It's Valentine's Day! That's all I have to say about it so far. Tonight, Gloria and I are going to go to Ichiban for sushi, and I am looking forward to it, especially after today.
I've been working on this Excel problem at work. I wanted to make a series of timelines showing the events performed on a set of devices across the course of a day. I managed to figure out what kind of data Excel needed to see, and got all the "hard stuff" done. Now, though, Excel is crapping out on something really simple, and I just can't tell why.
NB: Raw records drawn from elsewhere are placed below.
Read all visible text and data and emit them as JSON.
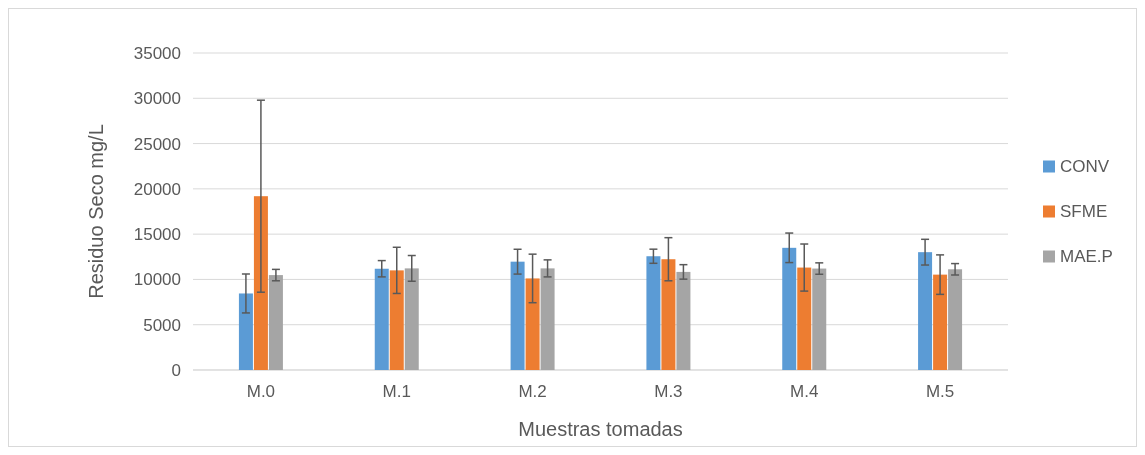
{
  "chart_data": {
    "type": "bar",
    "xlabel": "Muestras tomadas",
    "ylabel": "Residuo Seco mg/L",
    "categories": [
      "M.0",
      "M.1",
      "M.2",
      "M.3",
      "M.4",
      "M.5"
    ],
    "series": [
      {
        "name": "CONV",
        "color": "#5b9bd5",
        "values": [
          8450,
          11180,
          11960,
          12560,
          13490,
          13010
        ],
        "errors": [
          2150,
          900,
          1370,
          780,
          1630,
          1420
        ]
      },
      {
        "name": "SFME",
        "color": "#ed7d31",
        "values": [
          19190,
          11000,
          10110,
          12230,
          11310,
          10530
        ],
        "errors": [
          10600,
          2550,
          2680,
          2380,
          2600,
          2180
        ]
      },
      {
        "name": "MAE.P",
        "color": "#a5a5a5",
        "values": [
          10480,
          11220,
          11220,
          10830,
          11200,
          11120
        ],
        "errors": [
          630,
          1420,
          940,
          800,
          630,
          630
        ]
      }
    ],
    "ylim": [
      0,
      35000
    ],
    "yticks": [
      0,
      5000,
      10000,
      15000,
      20000,
      25000,
      30000,
      35000
    ],
    "grid": "y",
    "legend": "right"
  }
}
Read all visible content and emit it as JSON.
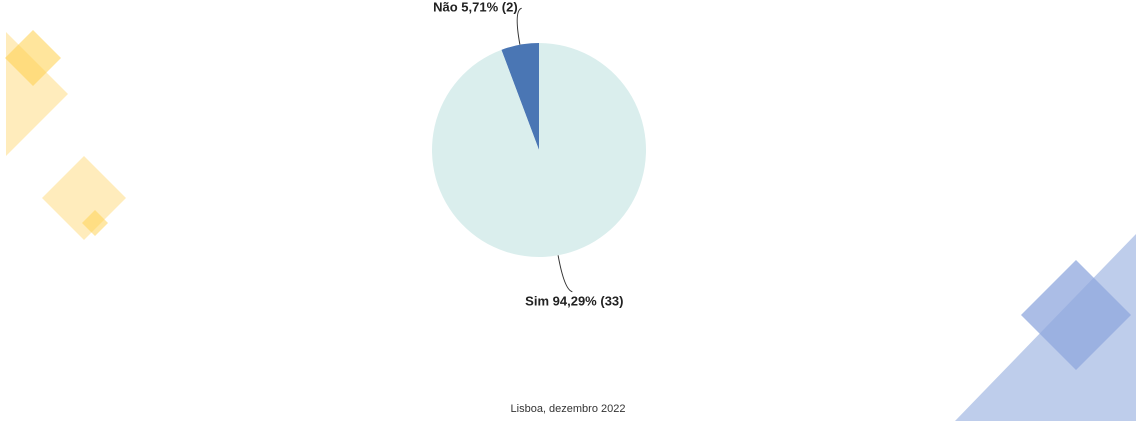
{
  "chart_data": {
    "type": "pie",
    "categories": [
      "Não",
      "Sim"
    ],
    "values": [
      5.71,
      94.29
    ],
    "value_labels": [
      "5,71%",
      "94,29%"
    ],
    "count_labels": [
      "(2)",
      "(33)"
    ],
    "colors": [
      "#4a76b4",
      "#daeeed"
    ]
  },
  "footer": "Lisboa, dezembro 2022"
}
I decided to make the duration a parameter, to make it possible to request a week worth of data. This makes a table with 150 to 250 rows. (The meaning of a row is sort of hard to explain, but it's roughly an event.) Excel barfs if there are more than 255 rows, because it can't chart that many series. The bigger problem is normalizing the color on the series. I want to set the color for each series based on its event type, which is in the first column.for my $series (in $chart->SeriesCollection) {
$series->Interior->{Color} = $color{$series->{name}};
$series->Interior->{Pattern} = xlPatternSolid;
}
The problem is that this just doesn't work! For small SeriesCollections, everything is fine. When they're larger, it just fails. The assignment of patterns and colors doesn't seem to cause any trouble, but it just doesn't do what it should.
In VBA, this code would read (modulo the lookup of colors):For Each series in ActiveChart.SeriesCollection
series.Interior.ColorIndex = 1
series.Interior.Pattern = xlPatternSolid
Next
This code fails in the same mysterious way. Even more strangely, if I run either of those loops twice in succession, the second run works correctly. It is mind-boggling! I don't want to just run it twice, I want to fix it!
This was the fun part of my day, and I spent about an hour and a half on it. I also made a nice little form in OmniGraffle. The rest of my day has been an utter horror.
We're supposed to furnish data to a customer, and we build a little tool to query, format, encipher, and transmit the data. Now we need to send some historical data that was created before the SOPs existed that ensure our data is easy to query. It's been hours of tweaking and examining results to see whether we're getting ever edge case. The people I'm working with are only semi-responsive, and in the end I'm not going to make my promised deadline, so I will look like a jerk.
Lesson learned (again): don't make promises you can't keep. I said I would get this done today even if I had to key everything by hand. I neglected to think about the fact that even my hand-keyed data would need to be reviewed, rejected, and revised.
I am ready to go home, relax with my wife, and eat some sushi. It would be nice to stay there (home) for a few days.